User Series drop_duplicates() to remove the duplicate values from the column and use the `size` attribute to get the count.

``````
# By using drop_duplicates()
count = df.Courses.drop_duplicates().size
print("Unique values count : "+ str(count))

# Output:
# Unique values count : 4
``````

## 5. Pandas Count Unique Values in Multiple Columns

In order to get the count of unique values on multiple columns use pandas `DataFrame.drop_duplicates()` which drop duplicate rows from pandas DataFrame. This eliminates duplicates and returns DataFrame with unique rows.

As a result use `shape` property to get the shape of the DataFrame which ideally returns a tuple with rows and columns, use shape[0] to get the row count.

``````
# Count unique on multiple columns
count = df[['Courses','Fee']].drop_duplicates().shape[0]
print("Unique multiple columns : "+ str(count))

# Outputs:
# Unique multiple columns : 5
``````

## 6. Get How May Times Value Occur

In case you want to get the frequency of a column use `Series.value_counts()`. This function returns a Series with the counts of unique values in the specified column. The index of the Series contains unique values, and the corresponding values represent the counts of each unique value in the column.

``````
# Get count of each column
print(df.Courses.value_counts())

# Outputs:
# Spark      2
# Python     2
# Pandas     2
# PySpark    1
# Name: Courses, dtype: int64
``````

## 7. Count Unique Values in Row

You can use `df.nunique(axis=1)` to get the count of unique values in Row. For example,

``````
# Count unique values in each row
df.nunique(axis=1)
``````

## 8. Complete Example

``````
import pandas as pd
import numpy as np
technologies = {
'Courses':["Spark","PySpark","Python","Pandas","Python","Spark","Pandas"],
'Fee' :[20000,25000,22000,30000,25000,20000,30000],
'Duration':['30days','40days','35days','50days','40days','30days','50days'],
'Discount':[1000,2300,1200,2000,2300,1000,2000]
}
df = pd.DataFrame(technologies)
print(df)

# Get Unique Count using Series.unique()
count = df.Courses.unique().size
print("Unique values count : "+ str(count))
# Using Series.nunique()
count = df.Courses.nunique()
print("Unique values count : "+ str(count))

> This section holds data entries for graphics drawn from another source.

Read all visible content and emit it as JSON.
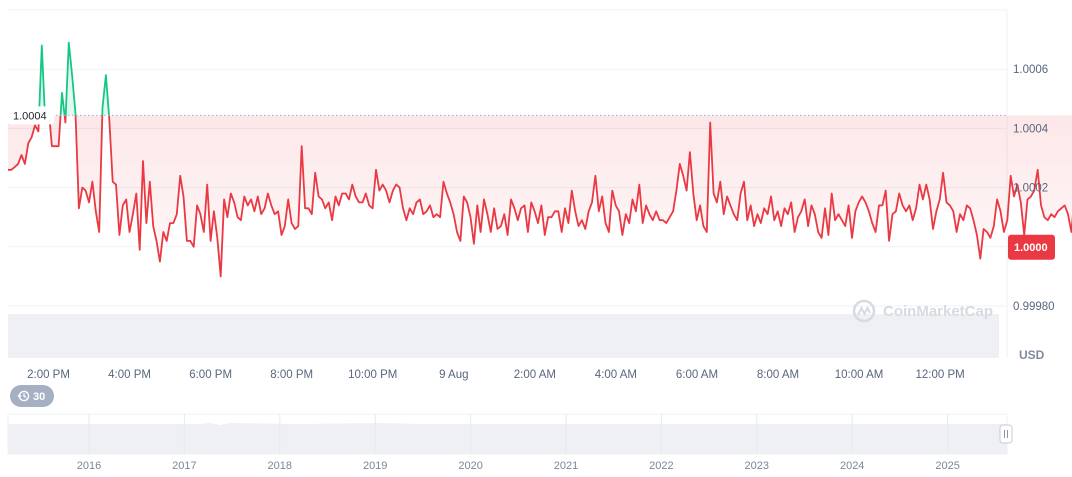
{
  "chart_data": {
    "type": "line",
    "currency_label": "USD",
    "watermark": "CoinMarketCap",
    "time_range_label": "30",
    "reference_label": "1.0004",
    "current_label": "1.0000",
    "y_ticks": [
      "1.0006",
      "1.0004",
      "1.0002",
      "1.0000",
      "0.99980"
    ],
    "y_tick_values": [
      1.0006,
      1.0004,
      1.0002,
      1.0,
      0.9998
    ],
    "ylim": [
      0.9998,
      1.0008
    ],
    "reference_value": 1.000444,
    "x_ticks": [
      "2:00 PM",
      "4:00 PM",
      "6:00 PM",
      "8:00 PM",
      "10:00 PM",
      "9 Aug",
      "2:00 AM",
      "4:00 AM",
      "6:00 AM",
      "8:00 AM",
      "10:00 AM",
      "12:00 PM"
    ],
    "x_tick_hours": [
      0,
      2,
      4,
      6,
      8,
      10,
      12,
      14,
      16,
      18,
      20,
      22
    ],
    "xlim_hours": [
      -1.0,
      23.65
    ],
    "series": [
      {
        "x_step_hours": 0.0833,
        "values": [
          1.00026,
          1.00026,
          1.00027,
          1.00028,
          1.00031,
          1.00028,
          1.00035,
          1.00037,
          1.00041,
          1.00039,
          1.00068,
          1.00043,
          1.00047,
          1.00034,
          1.00034,
          1.00034,
          1.00052,
          1.00042,
          1.00069,
          1.00058,
          1.00045,
          1.00013,
          1.0002,
          1.00019,
          1.00015,
          1.00022,
          1.00012,
          1.00005,
          1.00047,
          1.00058,
          1.00043,
          1.00022,
          1.00021,
          1.00004,
          1.00014,
          1.00016,
          1.00005,
          1.00011,
          1.00018,
          0.99999,
          1.00029,
          1.00008,
          1.00022,
          1.00007,
          1.00002,
          0.99995,
          1.00005,
          1.00002,
          1.00008,
          1.00008,
          1.00011,
          1.00024,
          1.00017,
          1.00002,
          1.00002,
          1.0,
          1.00014,
          1.00011,
          1.00005,
          1.00021,
          1.00002,
          1.00012,
          1.00003,
          0.9999,
          1.00016,
          1.0001,
          1.00018,
          1.00015,
          1.0001,
          1.00009,
          1.00017,
          1.00014,
          1.00016,
          1.00012,
          1.00017,
          1.00011,
          1.00013,
          1.00018,
          1.00014,
          1.00011,
          1.00012,
          1.00004,
          1.00007,
          1.00016,
          1.00008,
          1.00006,
          1.00007,
          1.00034,
          1.00013,
          1.00013,
          1.00011,
          1.00025,
          1.00017,
          1.00016,
          1.00013,
          1.00015,
          1.00009,
          1.00017,
          1.00014,
          1.00018,
          1.00018,
          1.00016,
          1.00021,
          1.00017,
          1.00015,
          1.00015,
          1.00018,
          1.00014,
          1.00013,
          1.00026,
          1.00019,
          1.00021,
          1.00019,
          1.00015,
          1.00019,
          1.00021,
          1.0002,
          1.00013,
          1.00009,
          1.00013,
          1.00011,
          1.00015,
          1.00016,
          1.00011,
          1.00012,
          1.00014,
          1.0001,
          1.00011,
          1.0001,
          1.00022,
          1.00018,
          1.00015,
          1.00011,
          1.00005,
          1.00002,
          1.00017,
          1.00015,
          1.0001,
          1.00001,
          1.00014,
          1.00005,
          1.00016,
          1.00011,
          1.00005,
          1.00013,
          1.00006,
          1.00007,
          1.00011,
          1.00004,
          1.00016,
          1.00013,
          1.00009,
          1.00013,
          1.00014,
          1.00005,
          1.00015,
          1.00012,
          1.00008,
          1.00014,
          1.00004,
          1.0001,
          1.0001,
          1.00012,
          1.00012,
          1.00005,
          1.00013,
          1.00008,
          1.00019,
          1.00012,
          1.00007,
          1.00009,
          1.00006,
          1.00012,
          1.00015,
          1.00024,
          1.00012,
          1.00017,
          1.00008,
          1.00005,
          1.00019,
          1.00014,
          1.00012,
          1.00004,
          1.00011,
          1.00008,
          1.00016,
          1.00012,
          1.00021,
          1.00008,
          1.00014,
          1.00011,
          1.00009,
          1.00012,
          1.00009,
          1.00009,
          1.00008,
          1.0001,
          1.00012,
          1.00019,
          1.00028,
          1.00024,
          1.00019,
          1.00032,
          1.00018,
          1.00009,
          1.00014,
          1.00007,
          1.00005,
          1.00042,
          1.00018,
          1.00015,
          1.00022,
          1.00011,
          1.00017,
          1.00014,
          1.00011,
          1.00009,
          1.00018,
          1.00022,
          1.00009,
          1.00014,
          1.00007,
          1.00011,
          1.00008,
          1.00013,
          1.00011,
          1.00017,
          1.00009,
          1.00012,
          1.00007,
          1.00013,
          1.00011,
          1.00015,
          1.00005,
          1.0001,
          1.00012,
          1.00016,
          1.00007,
          1.00014,
          1.00011,
          1.00005,
          1.00003,
          1.00013,
          1.00004,
          1.00018,
          1.00009,
          1.00011,
          1.00009,
          1.00007,
          1.00014,
          1.00003,
          1.00012,
          1.00015,
          1.00017,
          1.00015,
          1.00012,
          1.00008,
          1.00005,
          1.00014,
          1.00014,
          1.00019,
          1.00002,
          1.00011,
          1.00012,
          1.00018,
          1.00014,
          1.00012,
          1.00014,
          1.00009,
          1.00013,
          1.00021,
          1.00016,
          1.00021,
          1.00016,
          1.00006,
          1.00012,
          1.00016,
          1.00025,
          1.00015,
          1.00014,
          1.00012,
          1.00005,
          1.00011,
          1.00009,
          1.00014,
          1.00013,
          1.00009,
          1.00004,
          0.99996,
          1.00006,
          1.00005,
          1.00003,
          1.00007,
          1.00016,
          1.00012,
          1.00005,
          1.00009,
          1.00024,
          1.00017,
          1.00021,
          1.00015,
          1.00004,
          1.00016,
          1.00017,
          1.00019,
          1.00026,
          1.00014,
          1.0001,
          1.00009,
          1.00011,
          1.0001,
          1.00012,
          1.00013,
          1.00014,
          1.00011,
          1.00005,
          1.00018,
          1.00011,
          1.00011,
          1.00015,
          1.00012,
          1.00016,
          1.00013,
          1.00016,
          1.00013,
          1.00018,
          1.00016,
          1.00019,
          1.00013,
          1.00023,
          1.0003,
          1.00016,
          1.00015,
          1.00011,
          1.00019,
          1.00016,
          1.00009,
          1.00019,
          1.00015,
          1.00011,
          1.00016,
          1.00026,
          1.00016,
          1.00021,
          1.00011,
          1.00003,
          1.0002,
          1.00028,
          1.00016,
          1.00014,
          1.00017,
          1.00012,
          1.00016,
          1.00027,
          1.00019,
          1.00025,
          1.00018,
          1.00016,
          1.0001,
          1.00018,
          1.0002,
          1.00022,
          1.0003,
          1.00016,
          1.00004,
          1.00015,
          1.00009,
          1.00015,
          1.00062,
          1.00024,
          1.00018,
          1.00022,
          1.0004,
          1.00032,
          1.00018,
          1.00012,
          1.00018,
          1.00017,
          1.00013,
          1.00012,
          1.00011,
          1.00016,
          1.00028,
          1.00011,
          1.00008,
          1.00019,
          1.00004,
          1.00007,
          1.00011,
          1.00013,
          1.00016,
          1.00012,
          1.00005,
          1.00009,
          1.00004,
          1.00011,
          1.00016,
          1.00009,
          1.00007,
          1.00009,
          1.00004,
          1.00002,
          1.00009,
          1.00007,
          1.00009,
          1.00019,
          1.00014,
          1.00009,
          1.0001,
          1.00014,
          1.00014,
          1.00007,
          1.00016,
          1.00012,
          1.00023,
          1.00024,
          1.00023,
          1.00019,
          1.00019,
          1.00015,
          1.00008,
          1.00013,
          1.00006,
          1.00004,
          1.00011,
          1.00004,
          1.00011,
          1.00015,
          1.00009,
          1.00016,
          1.00019,
          1.00008,
          1.00013,
          1.00005,
          1.00014,
          1.00006,
          1.00013,
          1.00006,
          1.00006,
          1.00012,
          1.00009,
          1.00012,
          1.00013,
          1.00016,
          1.00019,
          1.00009,
          1.00017,
          1.00011,
          1.00007,
          1.00015,
          1.0001,
          1.00018,
          1.00014,
          1.00011,
          1.00009,
          1.00011,
          1.00008,
          1.00008,
          1.00011,
          1.00016,
          1.00006,
          1.00018,
          1.00017,
          1.00011,
          1.0001,
          1.00009,
          1.00006,
          1.00007,
          1.00004,
          1.00009,
          1.0001,
          1.0001,
          1.00012,
          1.00015,
          1.00012,
          1.00017,
          1.00015,
          1.00007,
          1.00016,
          1.0001,
          1.00011,
          1.00017,
          1.00015,
          1.00007,
          1.00015,
          1.00006,
          1.00011,
          1.0001,
          1.00016,
          1.00013,
          1.0001,
          1.00012,
          1.00019,
          1.00013,
          1.00016,
          1.00008,
          1.00011,
          1.00014,
          1.00003,
          1.0001,
          1.00009,
          1.00007,
          1.00014,
          1.00004,
          1.0001,
          1.00022,
          1.00029,
          1.00042,
          1.0002
        ]
      }
    ]
  }
}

# Get frequency of each value
frequency = df.Courses.value_counts()
print(frequency)

# By using drop_duplicates()
count = df.Courses.drop_duplicates().size
print("Unique values count : "+ str(count))

# Count unique on multiple columns
count = df[['Courses','Fee']].drop_duplicates().shape[0]
print("Unique multiple columns : "+ str(count))

# Count unique on multiple columns
count = df[['Courses','Fee']].nunique()
print(count)

# Count unique values in each row
#df.nunique(axis=1)
``````

## Conclusion

In this article, you have learned how to get the count of unique values of a pandas DataFrame column using Series.unique(), Series.nunique(), and Series.drop_duplicates(). Also learned how to get the count of distinct values from multiple columns.